6. Il ressort des pièces du dossier que M. A... est entré récemment en France et qu'il n'y justifie d'aucun lien d'une intensité particulière. Il ne justifie pas non plus être isolé dans son pays d'origine où il a vécu au moins jusqu'à l'âge de 24 ans. S'il soutient souffrir de troubles psychologiques liées aux violences subies au Mali, le certificat médical du 24 septembre 2020, qui se borne à faire état de troubles et d'une origine post-traumatique sans éléments objectifs ne permet pas de corroborer ses dires quant à l'origine des troubles dont il souffre. En outre, aucun élément produit ne permet d'en déterminer la gravité alors d'ailleurs qu'il n'a pas sollicité de titre de séjour en raison de son état de santé.

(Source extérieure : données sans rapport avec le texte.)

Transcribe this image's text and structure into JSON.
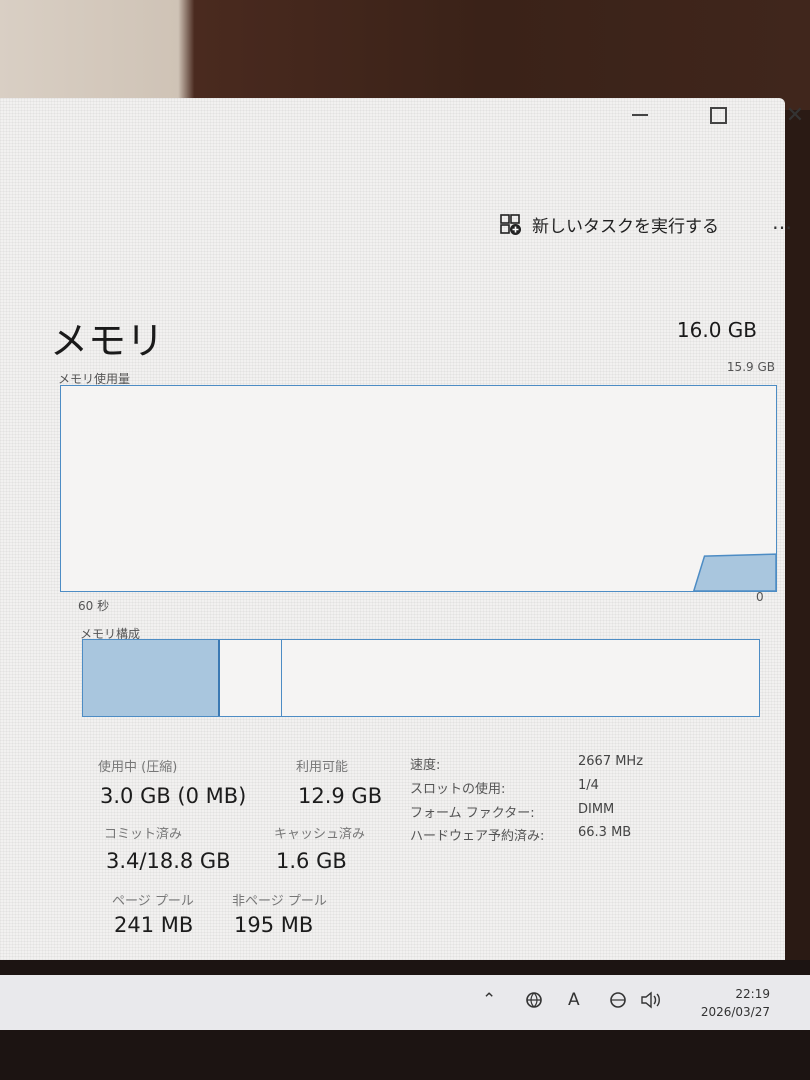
{
  "window": {
    "run_task_label": "新しいタスクを実行する",
    "more_label": "…"
  },
  "memory": {
    "title": "メモリ",
    "capacity": "16.0 GB",
    "usage_label": "メモリ使用量",
    "usage_max": "15.9 GB",
    "axis_left": "60 秒",
    "axis_right": "0",
    "composition_label": "メモリ構成",
    "usage_history_fraction": [
      0,
      0,
      0,
      0,
      0,
      0,
      0,
      0,
      0,
      0.17,
      0.18
    ],
    "composition_fractions": {
      "in_use": 0.2,
      "modified": 0.09
    }
  },
  "stats": {
    "in_use_label": "使用中 (圧縮)",
    "in_use_value": "3.0 GB (0 MB)",
    "available_label": "利用可能",
    "available_value": "12.9 GB",
    "committed_label": "コミット済み",
    "committed_value": "3.4/18.8 GB",
    "cached_label": "キャッシュ済み",
    "cached_value": "1.6 GB",
    "paged_pool_label": "ページ プール",
    "paged_pool_value": "241 MB",
    "nonpaged_pool_label": "非ページ プール",
    "nonpaged_pool_value": "195 MB"
  },
  "details": {
    "speed_label": "速度:",
    "speed_value": "2667 MHz",
    "slots_label": "スロットの使用:",
    "slots_value": "1/4",
    "form_factor_label": "フォーム ファクター:",
    "form_factor_value": "DIMM",
    "hw_reserved_label": "ハードウェア予約済み:",
    "hw_reserved_value": "66.3 MB"
  },
  "taskbar": {
    "ime_label": "A",
    "time": "22:19",
    "date": "2026/03/27"
  },
  "colors": {
    "graph_border": "#4d8cc4",
    "graph_fill": "#a9c6de"
  }
}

Dans ces conditions, en dépit de ses efforts d'intégration notamment par l'apprentissage du français, le préfet n'a pas, en lui faisant obligation de quitter le territoire français, porté à son droit au respect de sa vie privée et familiale une atteinte disproportionnée au regard des buts dans lesquels cet arrêté a été pris. Par suite, le moyen tiré de la méconnaissance des stipulations de l'article 8 de la convention européenne de sauvegarde des droits de l'homme et des libertés fondamentales doit être écarté. Pour les mêmes motifs, le préfet n'a pas entaché sa décision d'une erreur manifeste d'appréciation.
7. M. A... ne peut utilement invoquer, à l'appui de ses conclusions dirigées contre la décision portant obligation de quitter le territoire français, les risques qu'il serait, selon lui, susceptible d'encourir en cas de retour au Mali dès lors que cette mesure d'éloignement n'a ni pour objet ni pour effet de fixer le pays à destination duquel il pourra être éloigné.
Sur la légalité de la décision fixant le pays de renvoi :
8. Il résulte de ce qui précède que le requérant n'est pas fondé à soutenir que la décision fixant le pays de renvoi serait dépourvue de base légale en raison de l'illégalité de la décision portant obligation de quitter le territoire français.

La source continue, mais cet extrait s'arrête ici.